Мужик Марей, пахавший поблизости в поле, с трогательной нежностью успокаивает перепуганного до смерти маленького 5–летнего барчука (послышалось ему: «Волк бежит!»).
«…Конечно, всякий бы ободрил ребенка, но тут в этой уединенной встрече случилось как–бы что–то совсем другое, и если б я был собственным его сыном, он не мог бы посмотреть на меня сияющим более светлою любовью взглядом, а кто его заставлял? Был он собственный крепостной наш мужик, а я все же его барчонок; никто бы не узнал, как он ласкал меня, и не наградил за то. Любил ли он, что–ли, так уж очень маленьких детей? Такие бывают. Встреча была уединенная, в пустом поле, и только Бог, может, видел сверху, каким глубоким и просвещенным человеческим чувством и какою тонкою, почти женственною нежностью может быть наполнено сердце иного грубого, зверски невежественного крепостного русского мужика, еще и не ждавшего, не гадавшего тогда о своей свободе» [69]).
6Мы хорошо знаем, какую роль в духовной жизни Достоевского играли его жгучая любовь к своему народу и чувство нравственной ответственности за его судьбу (ответственности, разделяемой всеми, к нему принадлежащими) и горячая жажда нравственного преображения народа, жажда его духовного спасения. Исторические судьбы народа, в глазах Достоевского, неразрывно связаны с его внешними судьбами, с вопросами об его духовной гибели или спасения, вопросами об его «духовном возмужании» и росте духовном. Какие духовные силы и богатства потенциально даны ему, и как велики глубины его падения и немощи его!
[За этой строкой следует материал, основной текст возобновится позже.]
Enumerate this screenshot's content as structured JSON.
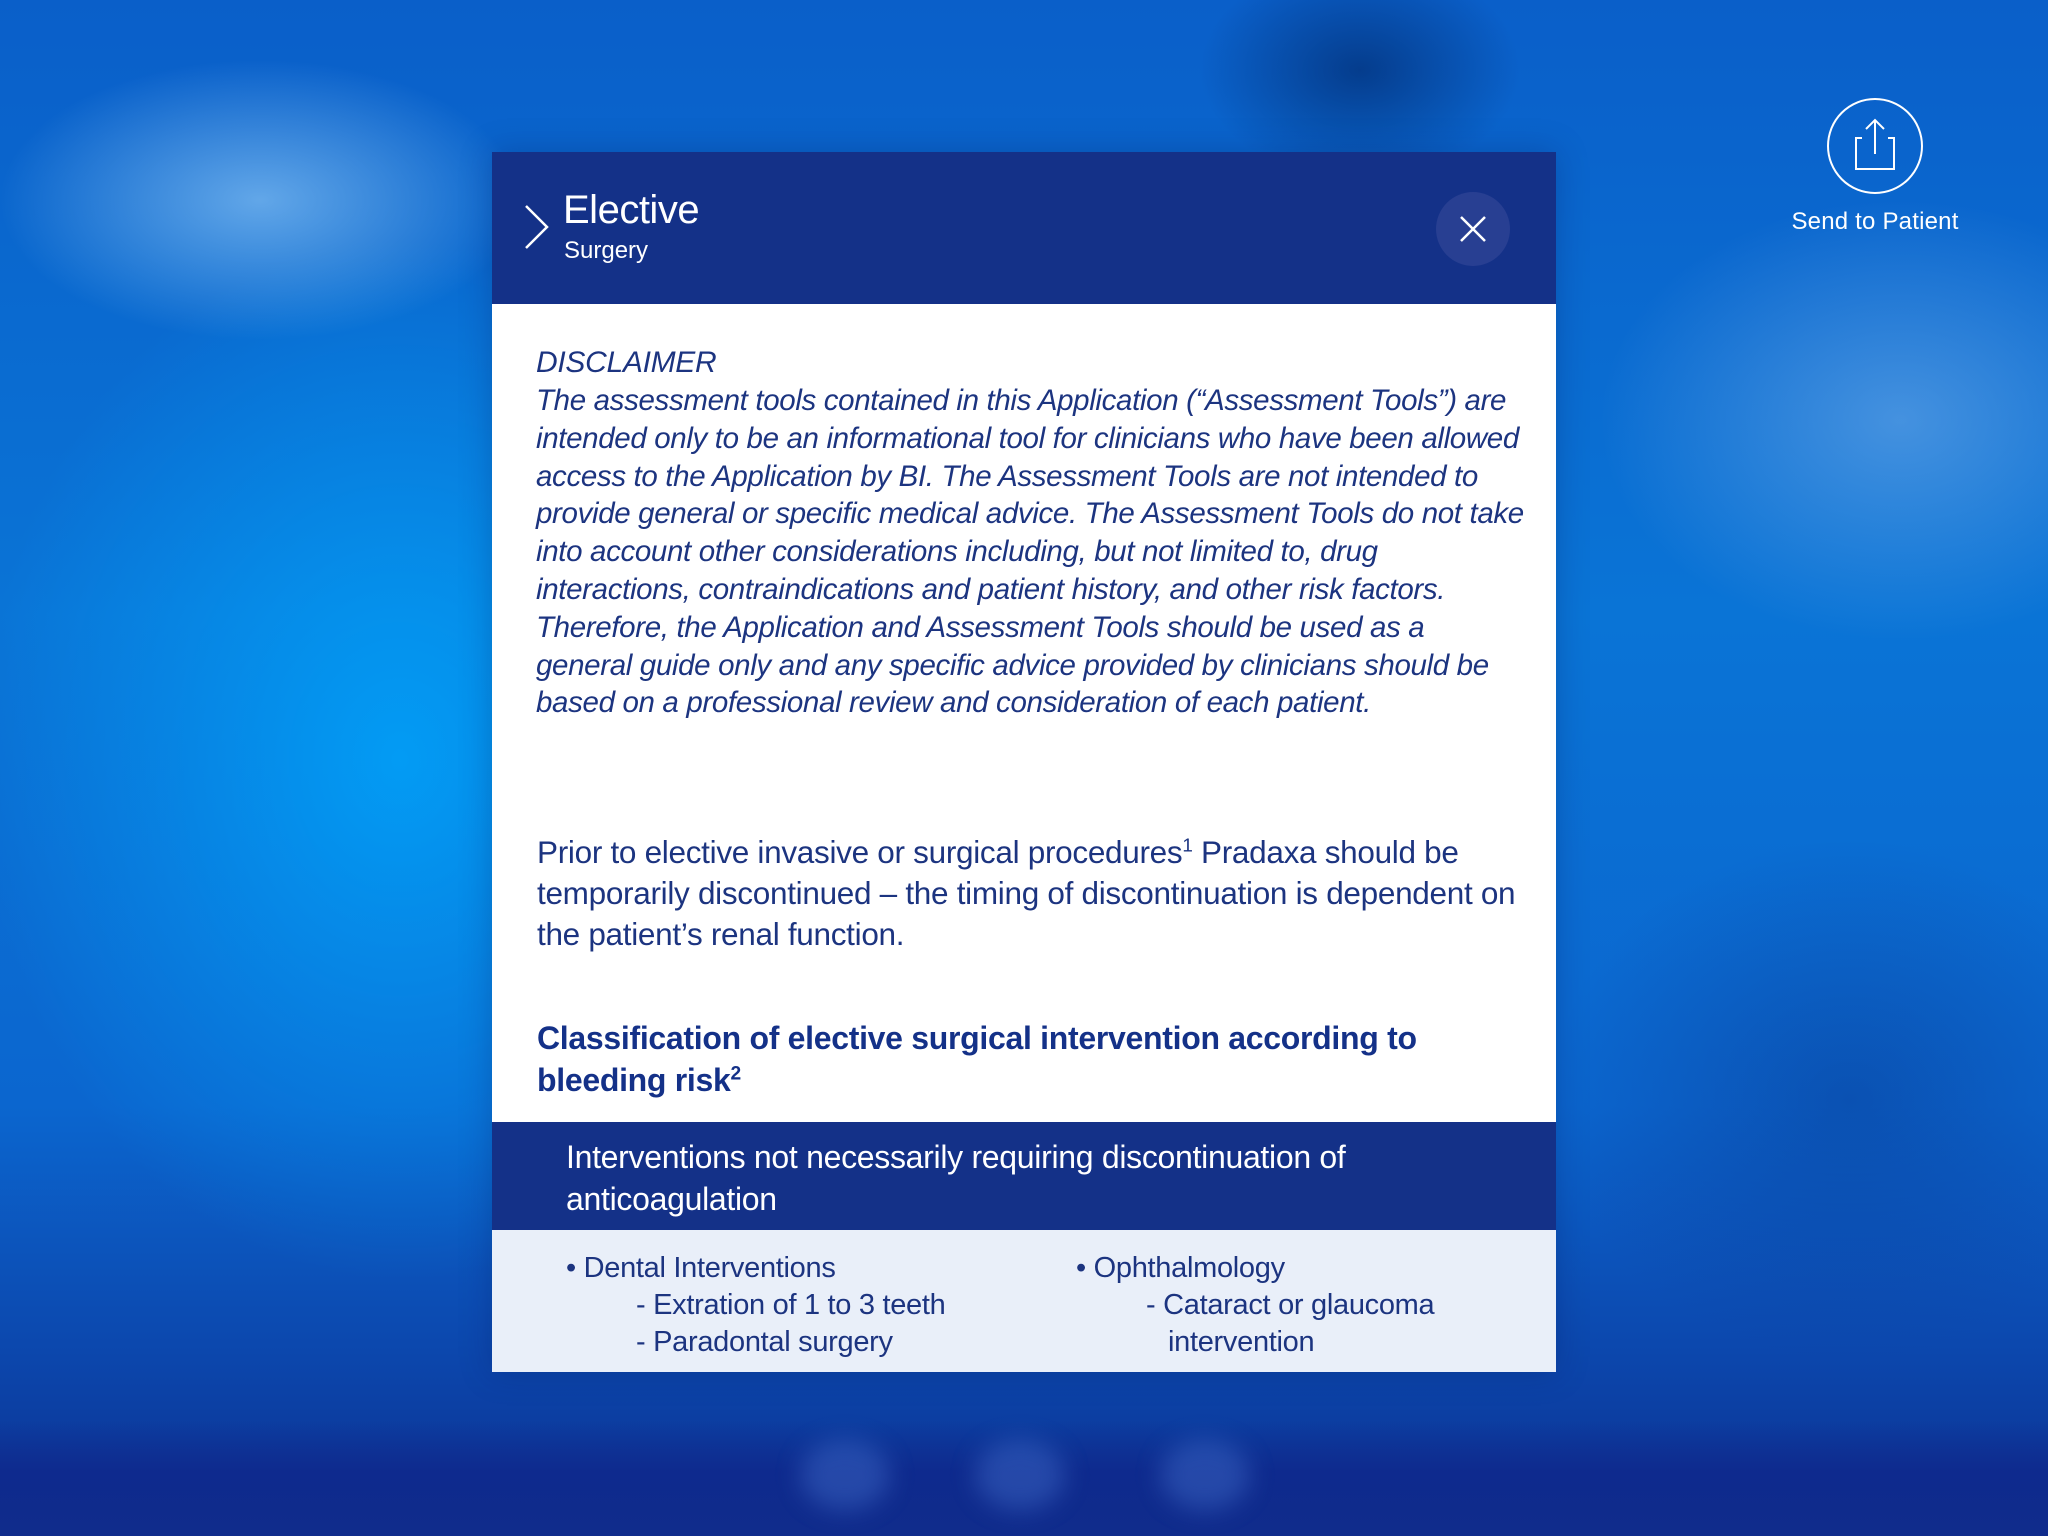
{
  "send": {
    "label": "Send to Patient",
    "icon": "share-icon"
  },
  "modal": {
    "title": "Elective",
    "subtitle": "Surgery",
    "close_icon": "close-icon",
    "chevron_icon": "chevron-right-icon",
    "disclaimer_title": "DISCLAIMER",
    "disclaimer_body": "The assessment tools contained in this Application (“Assessment Tools”) are intended only to be an informational tool for clinicians who have been allowed access to the Application by BI. The Assessment Tools are not intended to provide general or specific medical advice. The Assessment Tools do not take into account other considerations including, but not limited to, drug interactions, contraindications and patient history, and other risk factors. Therefore, the Application and Assessment Tools should be used as a general guide only and any specific advice provided by clinicians should be based on a professional review and consideration of each patient.",
    "intro_before": "Prior to elective invasive or surgical procedures",
    "intro_ref": "1",
    "intro_after": " Pradaxa should be temporarily discontinued – the timing of discontinuation is dependent on the patient’s renal function.",
    "heading": "Classification of elective surgical intervention according to bleeding risk",
    "heading_ref": "2",
    "table": {
      "header": "Interventions not necessarily requiring discontinuation of anticoagulation",
      "col1": {
        "bullet": "• Dental Interventions",
        "items": [
          "- Extration of 1 to 3 teeth",
          "- Paradontal surgery"
        ]
      },
      "col2": {
        "bullet": "• Ophthalmology",
        "items": [
          "- Cataract or glaucoma",
          "intervention"
        ]
      }
    }
  },
  "colors": {
    "navy": "#143188",
    "text_blue": "#1c3480",
    "table_body": "#e9eff9",
    "background_blue": "#0a74d6"
  }
}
«…В русском человеке из простонародья нужно уметь отвлекать красоту его от наносного варварства. Обстоятельствами всей почти русской истории народ наш до того был предан разврату и до того был развращаем, соблазняем и постоянно мучим, что удивительно, как он дожил, сохраняя человеческий образ, а не то что сохранил красоту его. Но он сохранил и красоту своего образа. Кто истинный друг человечества, у кого хоть раз билось сердце по страданиям народа, тот поймет и извинит всю непроходимую наносную грязь, в которую погружен народ наш, и сумеет отыскать в этой грязи, бриллианты. Повторяю: судите русский народ не по тем мерзостям, которые он так часто делает, а по тем великим и святым вещам, по которым он в самой мерзости своей постоянно воздыхает. А ведь не все же в народе — мерзавцы, есть прямо святые, да еще какие: сами светят и всем нам путь освещают».